Confessions of a Cat-holic (185)
- Amanda L © Leung Yuk Yiu

- Feb 11, 2022
- 3 min read
I thought the bootcamp thing was just a name tag, like super day, nothing too ominous. I had also been warned by an NYU graduate who came up to me at Barnes and Noble to share with me his traumatic experiences working in World Trade Center during 9/11. In order to escape for life, he had to walk down 42 floors of stairs down World Trade Center when the national disaster happened. He could not work anymore after that. Again, I overlooked the implications about what it meant to work with the brightest and most competitive people on Wall Street. I didn't know I was stepping into a war zone by agreeing to devoting myself into a banking career. I thought whatever PTSD and psychological harms he suffered was an outlier and standalone case; statistically speaking, I told myself I should look at the bigger picture. If the majority of my peers at Columbia ended up at Wall Street and did okay, I should too.
I had to admit that I went through hell that junior summer but now that I looked back, I would say that my traumatic experience didn't start at the commencement of my internship. It was earlier than that. I went through the first round of interviews on campus at the Career Education Center. Interestingly, I had been asked the same question again and again by different interviewers across different divisions from Morgan Stanley about how I handled pressure. I could not miss it anymore; they were hinting to me that the job was hard to handle and it was a challenging and tough environment at Morgan Stanley. The prime brokerage guys asked me that; the institutional equities guys asked me that; the fixed income guys asked me that. In the end, I was invited for a super day interview by the fixed income department.
I went through a series of 9 interviews in a row. I was grilled by different MDs on the trading floor on one single day. I was asked a bunch of quantitative questions such as cracking the square root of 2000 on the spot. My interviewers from my first round of interviews helped me prepare for these brain teaser questions in advance so there was nothing too unexpected and I did okay. They asked me questions on mathematical programming that was related to the optimization process with the use of setting constraints and solving objectives. The parameters I suggested were straight forward but they said that I was missing a gigantic piece of information; that was risk. He said that risks were a big component when looking at process optimization in finance. Okay, so I said I learned something new that day, and I thanked them for that. I was then interrogated by Bjarne Stroustrup with a bunch of questions regarding the application of Matlab and C coding. This guy was the inventor of C++. He was a big shot in coding. Even for a tech-idiot like me, I had heard his name and his works well before I met him in person. It was known to me that Morgan Stanley had the best people in information technology on Wall Street and I was impressed.

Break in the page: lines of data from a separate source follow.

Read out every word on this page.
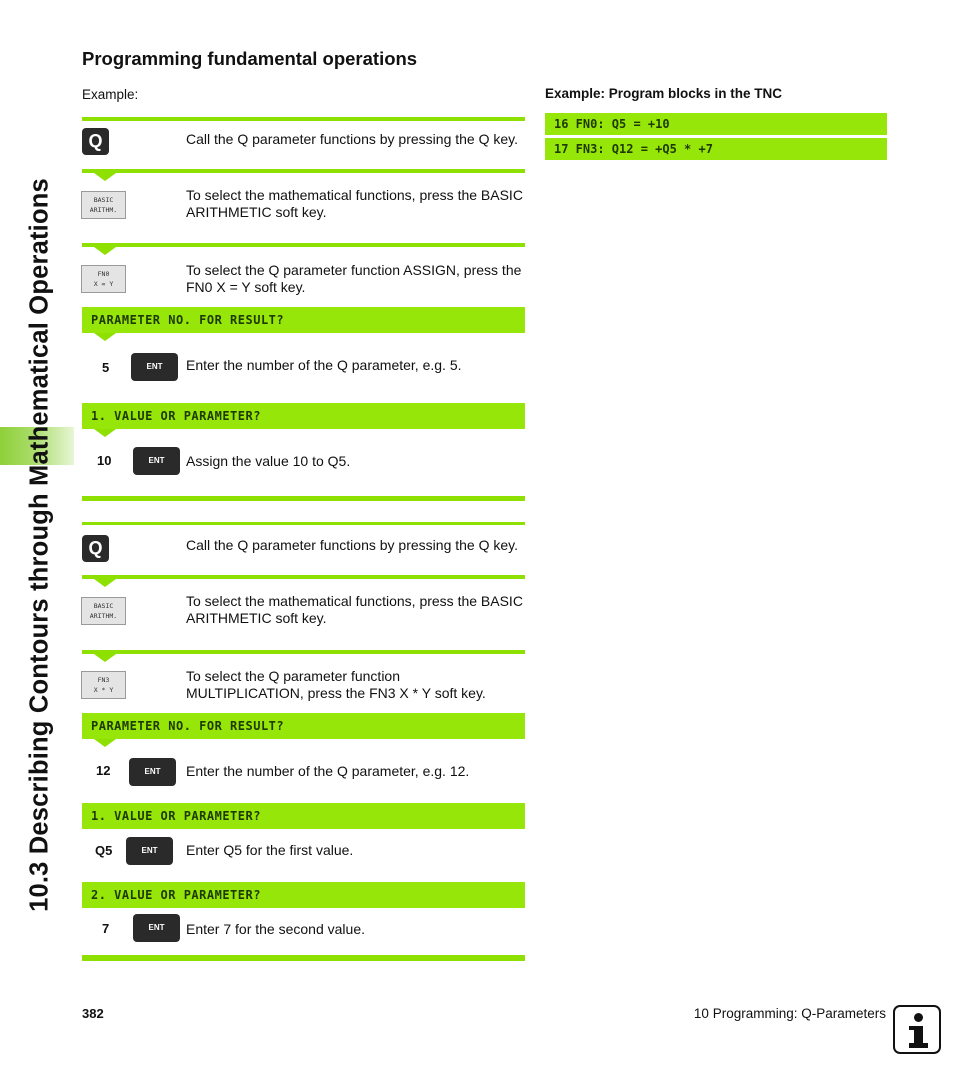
10.3 Describing Contours through Mathematical Operations
Programming fundamental operations
Example:	Example: Program blocks in the TNC
16 FN0: Q5 = +10
17 FN3: Q12 = +Q5 * +7
Q	Call the Q parameter functions by pressing the Q key.
BASIC
ARITHM.
To select the mathematical functions, press the BASIC ARITHMETIC soft key.
FN0
X = Y
To select the Q parameter function ASSIGN, press the FN0 X = Y soft key.
PARAMETER NO. FOR RESULT?
5	ENT	Enter the number of the Q parameter, e.g. 5.
1. VALUE OR PARAMETER?
10	ENT	Assign the value 10 to Q5.
Q	Call the Q parameter functions by pressing the Q key.
BASIC
ARITHM.
To select the mathematical functions, press the BASIC ARITHMETIC soft key.
FN3
X * Y
To select the Q parameter function MULTIPLICATION, press the FN3 X * Y soft key.
PARAMETER NO. FOR RESULT?
12	ENT	Enter the number of the Q parameter, e.g. 12.
1. VALUE OR PARAMETER?
Q5	ENT	Enter Q5 for the first value.
2. VALUE OR PARAMETER?
7	ENT	Enter 7 for the second value.
382	10 Programming: Q-Parameters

Then a forex (foreign exchange) senior MD asked me a bunch of mathematics questions that involved exponential growth and probability. He said that the foliage grew at a rate of doubling itself every day. If it took a year to fill up the whole pond, when was it that it was half filled? I told him the day before, almost within a second I was asked the question. He said he was very impressed with my response and that I was the only one of the 200 candidates who could answer that correctly on the spot. But it was just my high school mathematical problems I learned in textbook. I was good at memorizing solutions so it really wasn't that big of a deal. It was like those riddle gags and brain teasers, once you learned the trick and the punch line, you would remember forever.
At the end of the super day, I was taken to my interviewer who was the only Asian American on the trading floor to anticipate the results. He was the managing director for trading distressed bonds. He told me he worked in Hong Kong briefly a decade ago and that it was a fun time.